Sunday was the day. It was the day that it all changed, a year ago. I didn’t know how to feel yesterday, and right now I still don’t know how I felt yesterday. I sat, looking at the clock, recognizing the time that they started the morphine, when they took the tubes out, and when she passed. I just sat there, looking, as if I was in some type of state of shock. And today, as I sit at my desk on what appears to be a typical Monday, I wish that I was anywhere but here. I want to sit somewhere, alone, and cry. I didn’t want to do that yesterday; I didn’t know what to do with myself yesterday. But today, that’s what I want and need. I want to leave work early and go somewhere and just cry. I think yesterday was not as painful as I anticipated because the 11th, in some ways, wasn’t the day that she died. I had been preparing for it for weeks and then it happened.

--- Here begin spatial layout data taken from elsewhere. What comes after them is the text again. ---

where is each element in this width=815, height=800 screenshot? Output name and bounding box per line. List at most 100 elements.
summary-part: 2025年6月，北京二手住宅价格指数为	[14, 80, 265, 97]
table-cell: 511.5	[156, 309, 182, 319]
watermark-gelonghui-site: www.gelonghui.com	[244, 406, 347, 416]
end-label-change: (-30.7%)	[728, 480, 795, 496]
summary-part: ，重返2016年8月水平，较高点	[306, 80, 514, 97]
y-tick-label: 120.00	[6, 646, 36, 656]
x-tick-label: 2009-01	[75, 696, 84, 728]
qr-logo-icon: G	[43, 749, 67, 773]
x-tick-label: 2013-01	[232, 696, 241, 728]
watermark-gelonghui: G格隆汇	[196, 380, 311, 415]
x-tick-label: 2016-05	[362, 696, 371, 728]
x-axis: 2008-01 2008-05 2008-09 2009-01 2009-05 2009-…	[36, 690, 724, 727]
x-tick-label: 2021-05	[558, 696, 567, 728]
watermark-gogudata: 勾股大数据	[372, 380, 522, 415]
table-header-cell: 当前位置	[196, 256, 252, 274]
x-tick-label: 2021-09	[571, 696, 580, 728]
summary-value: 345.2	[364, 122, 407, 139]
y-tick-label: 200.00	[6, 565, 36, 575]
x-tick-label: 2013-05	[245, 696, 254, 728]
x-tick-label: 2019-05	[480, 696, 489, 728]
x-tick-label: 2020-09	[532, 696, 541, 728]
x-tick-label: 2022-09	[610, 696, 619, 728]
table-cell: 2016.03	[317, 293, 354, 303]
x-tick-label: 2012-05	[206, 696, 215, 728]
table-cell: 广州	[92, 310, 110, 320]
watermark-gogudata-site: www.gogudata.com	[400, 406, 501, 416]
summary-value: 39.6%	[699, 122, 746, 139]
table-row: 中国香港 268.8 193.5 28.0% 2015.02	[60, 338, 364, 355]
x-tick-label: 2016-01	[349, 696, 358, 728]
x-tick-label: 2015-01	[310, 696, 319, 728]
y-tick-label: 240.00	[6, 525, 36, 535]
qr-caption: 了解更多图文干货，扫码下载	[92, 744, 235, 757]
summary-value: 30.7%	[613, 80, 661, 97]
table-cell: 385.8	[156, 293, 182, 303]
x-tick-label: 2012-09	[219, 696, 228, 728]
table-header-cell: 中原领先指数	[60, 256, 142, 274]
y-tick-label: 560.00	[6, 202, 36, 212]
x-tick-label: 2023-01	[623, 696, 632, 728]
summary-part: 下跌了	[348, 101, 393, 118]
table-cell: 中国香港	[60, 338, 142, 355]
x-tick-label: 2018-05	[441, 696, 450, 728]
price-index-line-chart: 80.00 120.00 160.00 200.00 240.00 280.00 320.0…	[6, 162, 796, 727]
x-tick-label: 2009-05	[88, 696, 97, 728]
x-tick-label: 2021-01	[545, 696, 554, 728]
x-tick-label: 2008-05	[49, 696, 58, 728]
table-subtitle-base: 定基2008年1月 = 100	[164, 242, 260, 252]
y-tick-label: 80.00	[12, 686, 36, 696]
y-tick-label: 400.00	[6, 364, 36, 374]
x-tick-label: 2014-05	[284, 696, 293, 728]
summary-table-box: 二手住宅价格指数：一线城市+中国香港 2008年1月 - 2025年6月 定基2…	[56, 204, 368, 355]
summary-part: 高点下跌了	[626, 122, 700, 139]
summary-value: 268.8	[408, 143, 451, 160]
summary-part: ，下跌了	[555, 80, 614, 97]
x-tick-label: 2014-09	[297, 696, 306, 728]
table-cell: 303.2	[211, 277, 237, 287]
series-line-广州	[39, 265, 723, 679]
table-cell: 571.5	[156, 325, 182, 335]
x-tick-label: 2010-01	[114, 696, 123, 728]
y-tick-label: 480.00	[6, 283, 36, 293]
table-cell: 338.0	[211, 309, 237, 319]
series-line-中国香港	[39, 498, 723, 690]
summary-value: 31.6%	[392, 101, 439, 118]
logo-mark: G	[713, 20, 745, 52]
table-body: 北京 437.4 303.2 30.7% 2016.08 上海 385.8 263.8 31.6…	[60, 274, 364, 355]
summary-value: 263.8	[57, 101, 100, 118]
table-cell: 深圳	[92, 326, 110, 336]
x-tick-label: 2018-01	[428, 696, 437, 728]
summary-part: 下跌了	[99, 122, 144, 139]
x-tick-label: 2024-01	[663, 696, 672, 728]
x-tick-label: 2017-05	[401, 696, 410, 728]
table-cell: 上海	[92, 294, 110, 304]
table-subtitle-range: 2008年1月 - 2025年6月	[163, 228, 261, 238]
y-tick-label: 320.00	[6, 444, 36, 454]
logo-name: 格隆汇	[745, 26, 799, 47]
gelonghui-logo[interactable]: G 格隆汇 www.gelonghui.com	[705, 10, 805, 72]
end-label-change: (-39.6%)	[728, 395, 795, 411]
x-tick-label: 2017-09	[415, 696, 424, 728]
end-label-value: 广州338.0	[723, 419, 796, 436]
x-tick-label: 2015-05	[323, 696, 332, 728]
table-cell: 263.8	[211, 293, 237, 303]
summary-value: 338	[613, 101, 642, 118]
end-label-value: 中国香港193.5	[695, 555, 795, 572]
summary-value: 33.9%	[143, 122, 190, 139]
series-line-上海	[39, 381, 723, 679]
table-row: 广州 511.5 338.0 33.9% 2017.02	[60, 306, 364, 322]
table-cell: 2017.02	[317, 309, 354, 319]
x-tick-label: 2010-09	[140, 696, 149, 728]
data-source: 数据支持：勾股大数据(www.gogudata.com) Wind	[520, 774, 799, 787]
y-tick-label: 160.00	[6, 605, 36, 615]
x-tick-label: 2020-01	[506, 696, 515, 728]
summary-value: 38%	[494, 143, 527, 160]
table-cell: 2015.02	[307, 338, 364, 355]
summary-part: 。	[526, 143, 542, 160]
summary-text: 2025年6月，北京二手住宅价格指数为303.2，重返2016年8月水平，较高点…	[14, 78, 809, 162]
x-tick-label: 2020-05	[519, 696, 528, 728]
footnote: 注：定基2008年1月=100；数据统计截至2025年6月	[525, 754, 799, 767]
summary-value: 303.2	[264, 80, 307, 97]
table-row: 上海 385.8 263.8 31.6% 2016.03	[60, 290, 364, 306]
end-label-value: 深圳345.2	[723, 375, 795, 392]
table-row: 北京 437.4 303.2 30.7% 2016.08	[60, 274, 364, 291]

In my mind, at that time, it was what had to happen – there were no other options; even after the morphine had been ordered my sister asked “maybe we should wait until tomorrow, give Dad one more day with her”, as if that would change anything. I knew that it wouldn’t. My mom wasn’t there anymore, or at least it didn’t feel like it was her anymore. It was her body, which looked like her – at least it did while all of the tubes were still there; once they took out the ventilator, without her teeth in she just looked like a sick old woman. It didn’t look like my mom at all.
Today, as I sit here looking at the ring that I now wear that was once hers, I am sad. I am so very sad. For so many reasons. All of the things that she has missed this past year with my daughter, all of the things that my dad has had to endure alone, all of it just makes me sad. As I sat yesterday, looking at the clock, I was also watching my daughter and thinking “if only my mom was still here to see this”. I know that somehow, some way she is watching – that whole blanket incident proved it in my mind – but she isn’t here. She isn’t here to hug her, to tell her she is loved so very much. She isn’t here to see the exuberance that child exhibits when the doorbell rings and she knows it’s my Dad; maybe she would do it for my mom too, I don’t know and I never will. And neither will she.
I will never know what those last moments were like for her. I hope they were peaceful and easy, easier than they appeared to me. And I hope that she is happy and that she understands that it was her time to go – even if we hadn’t turned off the machines she would have gone on her own sooner or later. If she could have spoken, I know she didn’t want to stay on the machines and ‘live’ like that. I hope that she isn’t angry with me; if she was going to be mad at anyone, it would be me. And I understand why but still. It’s something I continue to struggle with, a year after her passing, and I hope that is a struggle that gets easier as time moves on. I will never know if she’s mad or if she hates me still – she really didn’t like me for a while there before she passed away – all I can do is hope that she is at least happy and is at least watching over my daughter. She and I were never really close, so I wouldn’t expect her to be with me. I just hope she knows how much I miss her and that I wish her peace and happiness where ever she may be.